For the 1938 Empire Exhibition being held in Bellahouston Park and which attracted over 13 million visitors, his son King George VI suggested the official opening ceremony be held in Ibrox Park, allowing 146,000 spectators to see the opening. His speech was broadcast live to the nation and throughout the Empire on the morning of 3 May 1938. This was used as source material by Colin Firth for his performance in The King's Speech.

Ibrox has been used for athletics competitions, Empire Games, and concerts, including performances by Simple Minds (1986), Frank Sinatra (1990), Rod Stewart (1995), Elton John (1998), Billy Joel (also 1998), Bon Jovi (1996, 2003 & 2007) and Harry Styles (2022).

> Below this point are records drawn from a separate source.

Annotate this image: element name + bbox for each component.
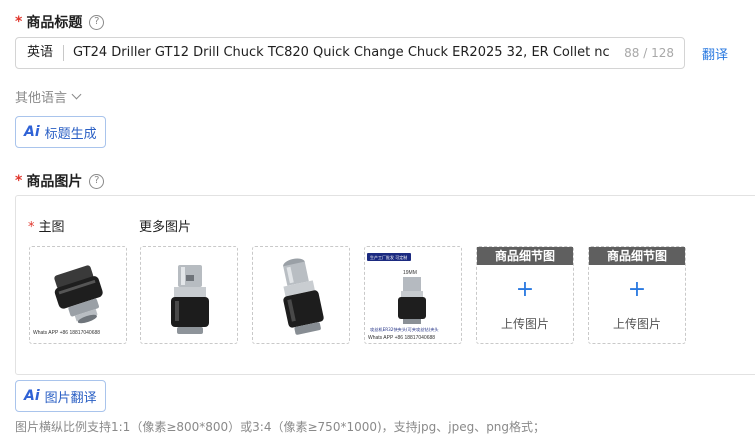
product-title-input[interactable]: 英语 GT24 Driller GT12 Drill Chuck TC820 Q…: [15, 37, 685, 69]
language-selector[interactable]: 英语: [16, 45, 65, 61]
promo-banner: 生产工厂批发 可定制: [370, 254, 407, 260]
chuck-product-image: Whats APP +86 18817040688: [33, 265, 103, 336]
upload-image-label: 上传图片: [500, 317, 549, 331]
detail-image-upload-slot[interactable]: 商品细节图 + 上传图片: [588, 246, 686, 344]
ai-icon: Ai: [24, 124, 40, 140]
translate-link[interactable]: 翻译: [702, 44, 728, 63]
required-mark: *: [15, 173, 23, 189]
chuck-angle-image: [283, 258, 324, 335]
required-mark: *: [15, 14, 23, 30]
upload-image-label: 上传图片: [612, 317, 661, 331]
plus-icon: +: [515, 277, 535, 302]
main-image-caption: Whats APP +86 18817040688: [33, 330, 100, 336]
help-icon[interactable]: ?: [89, 14, 105, 30]
char-counter: 88 / 128: [620, 46, 684, 60]
slot-header: 商品细节图: [589, 247, 685, 265]
other-languages-label: 其他语言: [15, 91, 68, 106]
detail-image-upload-slot[interactable]: 商品细节图 + 上传图片: [476, 246, 574, 344]
promo-text: 攻丝机ER32快夹头(可夹攻丝钻)夹头: [370, 326, 439, 333]
ai-title-generate-label: 标题生成: [44, 126, 97, 142]
ai-image-translate-button[interactable]: Ai 图片翻译: [15, 380, 106, 412]
promo-caption: Whats APP +86 18817040688: [368, 335, 435, 341]
product-title-text: 商品标题: [26, 15, 83, 31]
ai-title-generate-button[interactable]: Ai 标题生成: [15, 116, 106, 148]
other-languages-toggle[interactable]: 其他语言: [15, 87, 82, 106]
product-images-label: * 商品图片 ?: [15, 171, 105, 191]
main-image-label: * 主图: [28, 216, 65, 235]
slot-header: 商品细节图: [477, 247, 573, 265]
chuck-side-image: [171, 265, 209, 334]
image-thumbnail-3[interactable]: [252, 246, 350, 344]
chevron-down-icon: [71, 89, 82, 100]
ai-image-translate-label: 图片翻译: [44, 390, 97, 406]
required-mark: *: [28, 220, 35, 235]
more-images-label: 更多图片: [139, 220, 192, 235]
product-images-text: 商品图片: [26, 174, 83, 190]
plus-icon: +: [627, 277, 647, 302]
product-title-label: * 商品标题 ?: [15, 12, 105, 32]
main-image-thumbnail[interactable]: Whats APP +86 18817040688: [29, 246, 127, 344]
image-format-hint: 图片横纵比例支持1:1（像素≥800*800）或3:4（像素≥750*1000)…: [15, 420, 546, 434]
title-value[interactable]: GT24 Driller GT12 Drill Chuck TC820 Quic…: [64, 44, 620, 62]
chuck-promo-image: 生产工厂批发 可定制 19MM 攻丝机ER32快夹头(可夹攻丝钻)夹头 What…: [367, 253, 439, 341]
size-label: 19MM: [403, 270, 417, 276]
main-image-text: 主图: [38, 220, 65, 235]
help-icon[interactable]: ?: [89, 173, 105, 189]
image-thumbnail-2[interactable]: [140, 246, 238, 344]
ai-icon: Ai: [24, 388, 40, 404]
image-thumbnail-4[interactable]: 生产工厂批发 可定制 19MM 攻丝机ER32快夹头(可夹攻丝钻)夹头 What…: [364, 246, 462, 344]
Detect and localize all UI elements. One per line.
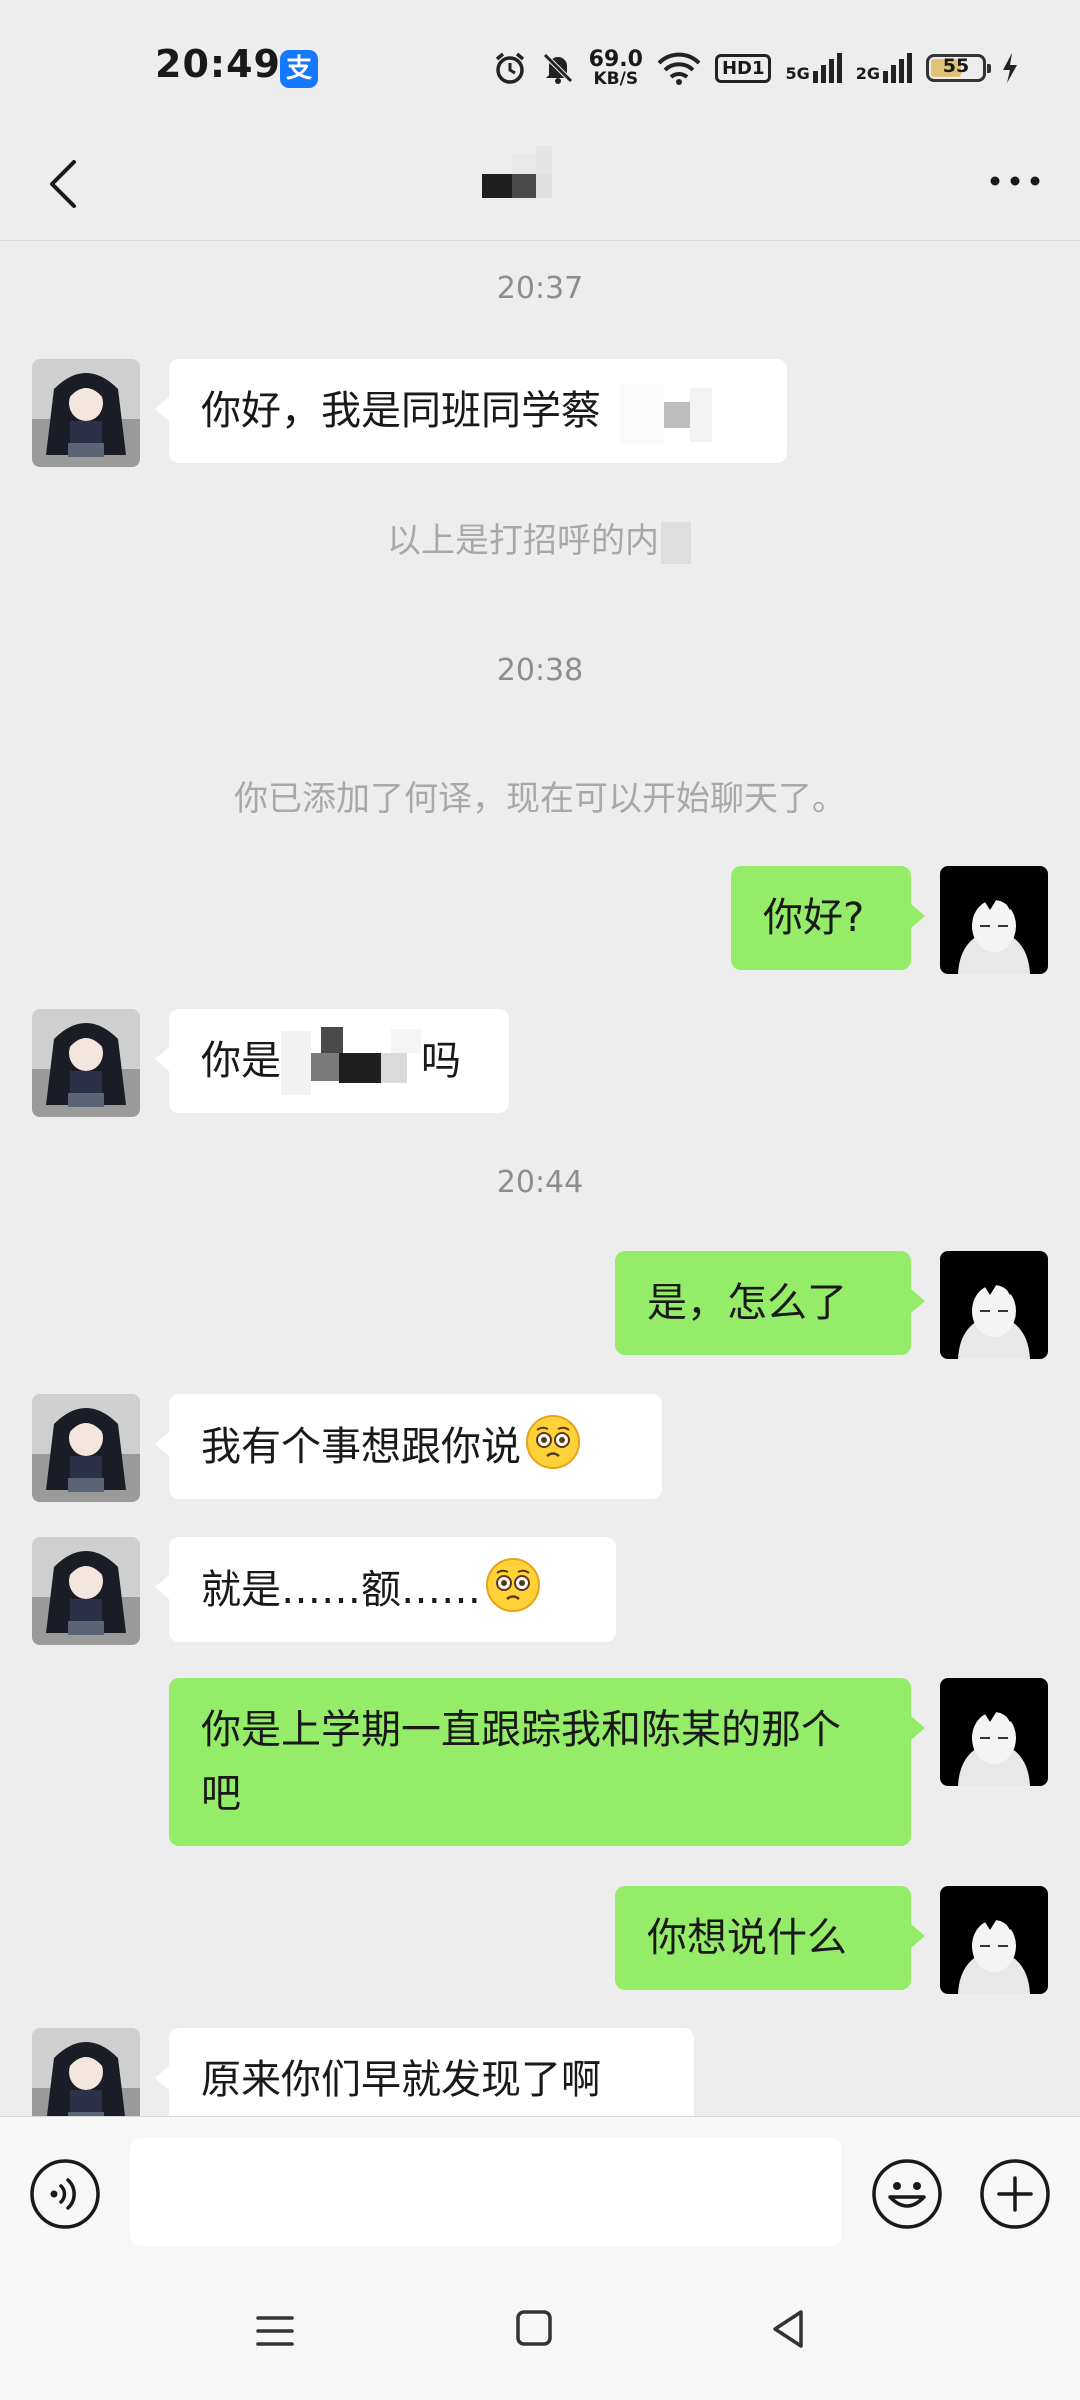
avatar-image bbox=[940, 1678, 1048, 1786]
alipay-icon: 支 bbox=[280, 50, 318, 88]
incoming-message-bubble[interactable]: 原来你们早就发现了啊 bbox=[155, 2028, 694, 2116]
nav-back-icon[interactable] bbox=[765, 2304, 815, 2354]
wifi-icon bbox=[657, 52, 701, 85]
system-message: 你已添加了何译，现在可以开始聊天了。 bbox=[234, 779, 846, 819]
avatar-image bbox=[32, 1394, 140, 1502]
redacted-text bbox=[614, 384, 714, 444]
message-input[interactable] bbox=[130, 2138, 842, 2246]
message-text: 我有个事想跟你说 bbox=[201, 1424, 521, 1470]
charging-icon bbox=[1003, 53, 1017, 83]
system-message-text: 以上是打招呼的内 bbox=[387, 521, 659, 561]
incoming-message-bubble[interactable]: 你是 吗 bbox=[155, 1009, 509, 1113]
redacted-text bbox=[659, 521, 693, 564]
sim2-label: 2G bbox=[855, 64, 880, 83]
message-timestamp: 20:44 bbox=[496, 1165, 584, 1200]
incoming-message-bubble[interactable]: 就是……额…… bbox=[155, 1537, 616, 1642]
net-speed: 69.0 KB/S bbox=[588, 46, 643, 89]
avatar-image bbox=[940, 1251, 1048, 1359]
hd-voice-icon: HD1 bbox=[714, 53, 772, 83]
message-text: 你是 bbox=[201, 1038, 281, 1084]
chat-header bbox=[0, 130, 1080, 241]
outgoing-message-bubble[interactable]: 你是上学期一直跟踪我和陈某的那个吧 bbox=[169, 1678, 925, 1846]
battery-icon: 55 bbox=[926, 54, 991, 82]
incoming-message-bubble[interactable]: 我有个事想跟你说 bbox=[155, 1394, 662, 1499]
back-chevron-icon[interactable] bbox=[32, 148, 102, 218]
alarm-icon bbox=[495, 52, 524, 84]
signal-sim2: 2G bbox=[856, 53, 912, 83]
net-speed-value: 69.0 bbox=[588, 46, 643, 72]
more-dots-icon[interactable] bbox=[980, 156, 1050, 206]
avatar-image bbox=[32, 1009, 140, 1117]
plus-icon[interactable] bbox=[978, 2157, 1052, 2231]
contact-name-redacted bbox=[482, 140, 572, 200]
net-speed-unit: KB/S bbox=[593, 68, 639, 89]
my-avatar[interactable] bbox=[940, 1886, 1048, 1994]
contact-avatar[interactable] bbox=[32, 2028, 140, 2116]
system-navigation-bar bbox=[0, 2276, 1080, 2400]
pleading-face-emoji bbox=[486, 1558, 540, 1612]
redacted-text bbox=[281, 1027, 421, 1095]
contact-avatar[interactable] bbox=[32, 1537, 140, 1645]
incoming-message-bubble[interactable]: 你好，我是同班同学蔡 bbox=[155, 359, 787, 463]
pleading-face-emoji bbox=[526, 1415, 580, 1469]
outgoing-message-bubble[interactable]: 你好? bbox=[731, 866, 925, 970]
status-icons: 69.0 KB/S HD1 5G 2G 55 bbox=[493, 44, 1020, 92]
battery-level: 55 bbox=[942, 55, 970, 77]
contact-avatar[interactable] bbox=[32, 1394, 140, 1502]
outgoing-message-bubble[interactable]: 你想说什么 bbox=[615, 1886, 925, 1990]
message-text: 吗 bbox=[421, 1038, 461, 1084]
message-timestamp: 20:38 bbox=[496, 653, 584, 688]
avatar-image bbox=[32, 1537, 140, 1645]
avatar-image bbox=[32, 2028, 140, 2116]
message-timestamp: 20:37 bbox=[496, 271, 584, 306]
recent-apps-icon[interactable] bbox=[250, 2306, 300, 2356]
input-bar bbox=[0, 2116, 1080, 2277]
signal-sim1: 5G bbox=[785, 53, 842, 83]
my-avatar[interactable] bbox=[940, 866, 1048, 974]
message-list[interactable]: 20:37 你好，我是同班同学蔡 以上是打招呼的内 20:38 你已添加了何译，… bbox=[0, 241, 1080, 2116]
outgoing-message-bubble[interactable]: 是，怎么了 bbox=[615, 1251, 925, 1355]
status-time: 20:49 bbox=[155, 42, 281, 86]
mute-icon bbox=[542, 53, 573, 84]
message-text: 就是……额…… bbox=[201, 1567, 481, 1613]
contact-avatar[interactable] bbox=[32, 359, 140, 467]
system-message: 以上是打招呼的内 bbox=[0, 513, 1080, 564]
contact-avatar[interactable] bbox=[32, 1009, 140, 1117]
status-bar: 20:49 支 69.0 KB/S HD1 5G 2G 55 bbox=[0, 0, 1080, 130]
avatar-image bbox=[940, 866, 1048, 974]
avatar-image bbox=[940, 1886, 1048, 1994]
my-avatar[interactable] bbox=[940, 1251, 1048, 1359]
voice-icon[interactable] bbox=[28, 2157, 102, 2231]
message-text: 你好，我是同班同学蔡 bbox=[201, 388, 601, 434]
emoji-icon[interactable] bbox=[870, 2157, 944, 2231]
avatar-image bbox=[32, 359, 140, 467]
home-icon[interactable] bbox=[510, 2304, 558, 2352]
my-avatar[interactable] bbox=[940, 1678, 1048, 1786]
sim1-label: 5G bbox=[785, 64, 810, 83]
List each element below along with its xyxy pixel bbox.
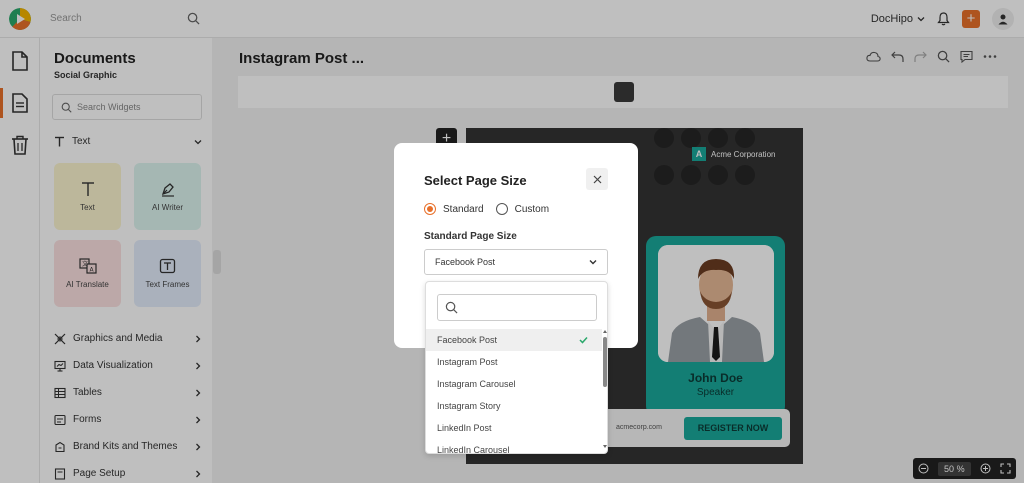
- size-mode-radios: Standard Custom: [424, 203, 549, 215]
- size-option[interactable]: Facebook Post: [426, 329, 602, 351]
- size-option-label: Instagram Story: [437, 401, 501, 411]
- checkmark-icon: [579, 336, 588, 344]
- scrollbar-thumb[interactable]: [603, 337, 607, 387]
- size-option[interactable]: Instagram Carousel: [426, 373, 602, 395]
- dropdown-search-input[interactable]: [437, 294, 597, 321]
- radio-label: Standard: [443, 203, 484, 215]
- radio-custom[interactable]: Custom: [495, 203, 550, 215]
- size-option[interactable]: LinkedIn Carousel: [426, 439, 602, 454]
- scroll-down-arrow-icon: [603, 445, 607, 448]
- size-option-label: LinkedIn Post: [437, 423, 492, 433]
- scroll-up-arrow-icon: [603, 330, 607, 333]
- radio-circle: [424, 203, 436, 215]
- radio-label: Custom: [514, 203, 550, 215]
- size-option[interactable]: Instagram Post: [426, 351, 602, 373]
- size-option-label: Facebook Post: [437, 335, 498, 345]
- close-button[interactable]: [586, 168, 608, 190]
- search-icon: [445, 301, 458, 314]
- chevron-down-icon: [589, 260, 597, 265]
- size-option-label: LinkedIn Carousel: [437, 445, 510, 454]
- close-icon: [593, 175, 601, 183]
- page-size-dropdown: Facebook Post Instagram Post Instagram C…: [425, 281, 608, 454]
- size-option[interactable]: Instagram Story: [426, 395, 602, 417]
- radio-circle: [495, 203, 508, 215]
- size-option-list: Facebook Post Instagram Post Instagram C…: [426, 329, 602, 454]
- size-option[interactable]: LinkedIn Post: [426, 417, 602, 439]
- selected-size: Facebook Post: [435, 257, 496, 267]
- page-size-select[interactable]: Facebook Post: [424, 249, 608, 275]
- dropdown-scrollbar[interactable]: [603, 329, 607, 449]
- modal-title: Select Page Size: [424, 173, 527, 188]
- size-option-label: Instagram Carousel: [437, 379, 516, 389]
- size-option-label: Instagram Post: [437, 357, 498, 367]
- radio-standard[interactable]: Standard: [424, 203, 484, 215]
- standard-size-label: Standard Page Size: [424, 231, 517, 242]
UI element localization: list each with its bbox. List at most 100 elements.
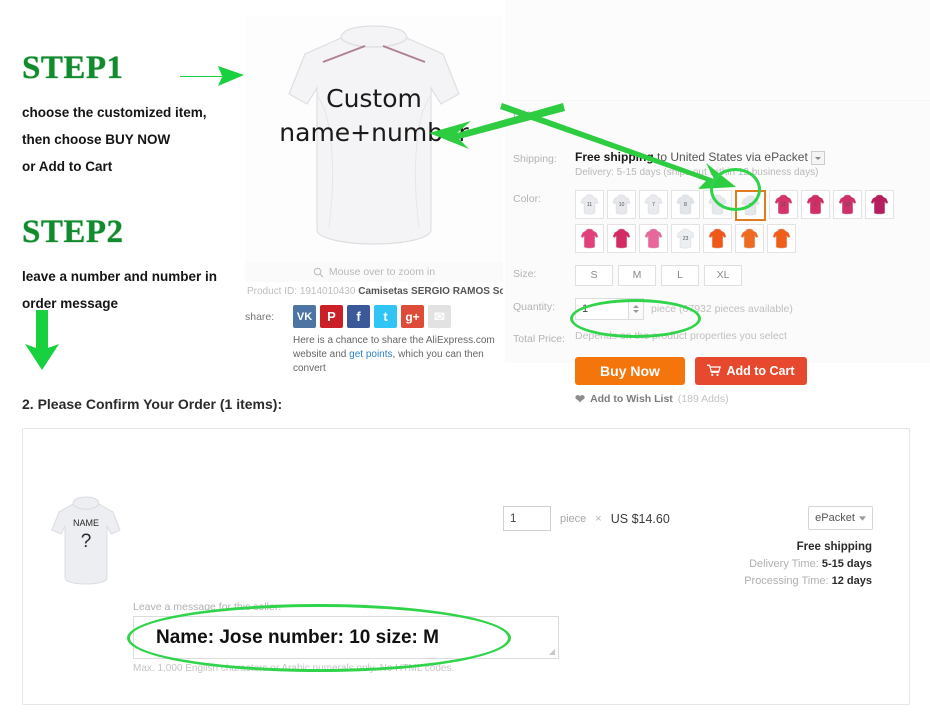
step2-line-1: leave a number and number in	[22, 269, 218, 284]
custom-overlay-text: Custom name+number	[245, 82, 503, 150]
size-row: Size: S M L XL	[505, 257, 930, 290]
order-processing-time: Processing Time: 12 days	[744, 575, 872, 587]
color-swatch-orange-1[interactable]	[703, 223, 732, 253]
color-swatch-pink-11[interactable]: 11	[769, 189, 798, 219]
wish-list-label: Add to Wish List	[590, 392, 673, 405]
svg-text:8: 8	[684, 202, 687, 208]
chevron-down-icon[interactable]	[810, 150, 825, 165]
size-options: S M L XL	[575, 264, 930, 286]
add-to-cart-button[interactable]: Add to Cart	[695, 356, 807, 385]
order-quantity-input[interactable]: 1	[503, 506, 551, 531]
jersey-swatch-icon: 10	[612, 194, 631, 215]
order-unit-price: US $14.60	[610, 511, 670, 526]
price-row: Price:	[505, 101, 930, 124]
panel-header-faded	[505, 0, 930, 101]
total-price-row: Total Price: Depends on the product prop…	[505, 324, 930, 349]
thumb-number-text: ?	[81, 531, 92, 552]
order-free-shipping: Free shipping	[796, 541, 872, 553]
shipping-method-select[interactable]: ePacket	[808, 506, 873, 530]
overlay-line-1: Custom	[326, 84, 422, 113]
page-root: STEP1 choose the customized item, then c…	[0, 0, 930, 725]
price-value	[575, 105, 930, 120]
zoom-hint-label: Mouse over to zoom in	[328, 266, 436, 278]
size-option-xl[interactable]: XL	[704, 264, 742, 286]
chevron-down-icon	[858, 515, 866, 521]
google-plus-icon[interactable]: g+	[401, 305, 424, 328]
buy-now-button[interactable]: Buy Now	[575, 356, 685, 385]
jersey-swatch-icon	[644, 228, 663, 249]
pinterest-icon[interactable]: P	[320, 305, 343, 328]
facebook-icon[interactable]: f	[347, 305, 370, 328]
share-row: share: VK P f t g+ ✉	[245, 305, 503, 328]
size-value: S M L XL	[575, 264, 930, 286]
total-price-label: Total Price:	[513, 332, 565, 345]
svg-text:11: 11	[587, 202, 593, 208]
shipping-destination: to United States via ePacket	[653, 150, 808, 164]
step1-line-3: or Add to Cart	[22, 159, 113, 174]
color-swatch-orange-3[interactable]	[767, 223, 796, 253]
green-ellipse-buy-now	[570, 299, 701, 338]
product-main-image[interactable]: Custom name+number	[245, 16, 503, 262]
delivery-time-label: Delivery Time:	[749, 558, 819, 570]
resize-grip-icon[interactable]: ◢	[549, 647, 555, 656]
magnifier-icon	[313, 267, 324, 277]
color-swatch-pink-10[interactable]: 10	[833, 189, 862, 219]
order-quantity-row: 1 piece × US $14.60	[503, 506, 670, 531]
action-buttons: Buy Now Add to Cart	[575, 356, 930, 385]
svg-text:7: 7	[814, 202, 817, 208]
color-swatch-white-10[interactable]: 10	[607, 189, 636, 219]
green-arrow-right	[180, 66, 244, 86]
jersey-swatch-icon: 7	[644, 194, 663, 215]
wish-list-count: (189 Adds)	[677, 392, 729, 405]
color-swatch-magenta-plain[interactable]	[865, 189, 894, 219]
jersey-swatch-icon	[740, 228, 759, 249]
size-option-l[interactable]: L	[661, 264, 699, 286]
get-points-link[interactable]: get points	[349, 349, 392, 360]
jersey-swatch-icon	[772, 228, 791, 249]
jersey-swatch-icon	[708, 228, 727, 249]
jersey-swatch-icon: 11	[774, 194, 793, 215]
add-to-wish-list[interactable]: ❤ Add to Wish List (189 Adds)	[575, 392, 930, 406]
thumb-name-text: NAME	[73, 518, 99, 528]
quantity-label: Quantity:	[513, 300, 556, 313]
step2-block: STEP2 leave a number and number in order…	[22, 216, 247, 317]
product-id-label: Product ID:	[247, 286, 298, 297]
jersey-swatch-icon	[612, 228, 631, 249]
zoom-hint[interactable]: Mouse over to zoom in	[245, 262, 503, 282]
email-icon[interactable]: ✉	[428, 305, 451, 328]
svg-text:11: 11	[781, 202, 787, 208]
product-title: Camisetas SERGIO RAMOS Soccer ...	[358, 286, 503, 297]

In 1980, Ibrox hosted a world championship boxing match between Jim Watt and Howard Davis. Ibrox hosted the rugby sevens event at the 2014 Commonwealth Games, won by South Africa. There was a total attendance of 171,000 for the four sessions of play, which set a new record for a rugby sevens tournament.

The stadium hosted the 1983 Centenary Celebrations of The Boys' Brigade.

==Transport==

The main railway stations in Glasgow, Central and Queen Street, are both approximately two miles from Ibrox. The Ibrox and Cessnock stations on the Glasgow Subway both serve Ibrox. It is also served by First Glasgow buses on Paisley Road West. Ibrox sits near to the M8 motorway, with junction 23 being the closest exit, but the roads around Ibrox become congested on matchdays. There was an Ibrox railway station, on the main line linking Glasgow and Paisley, which was closed in 1967 under the Beeching cuts.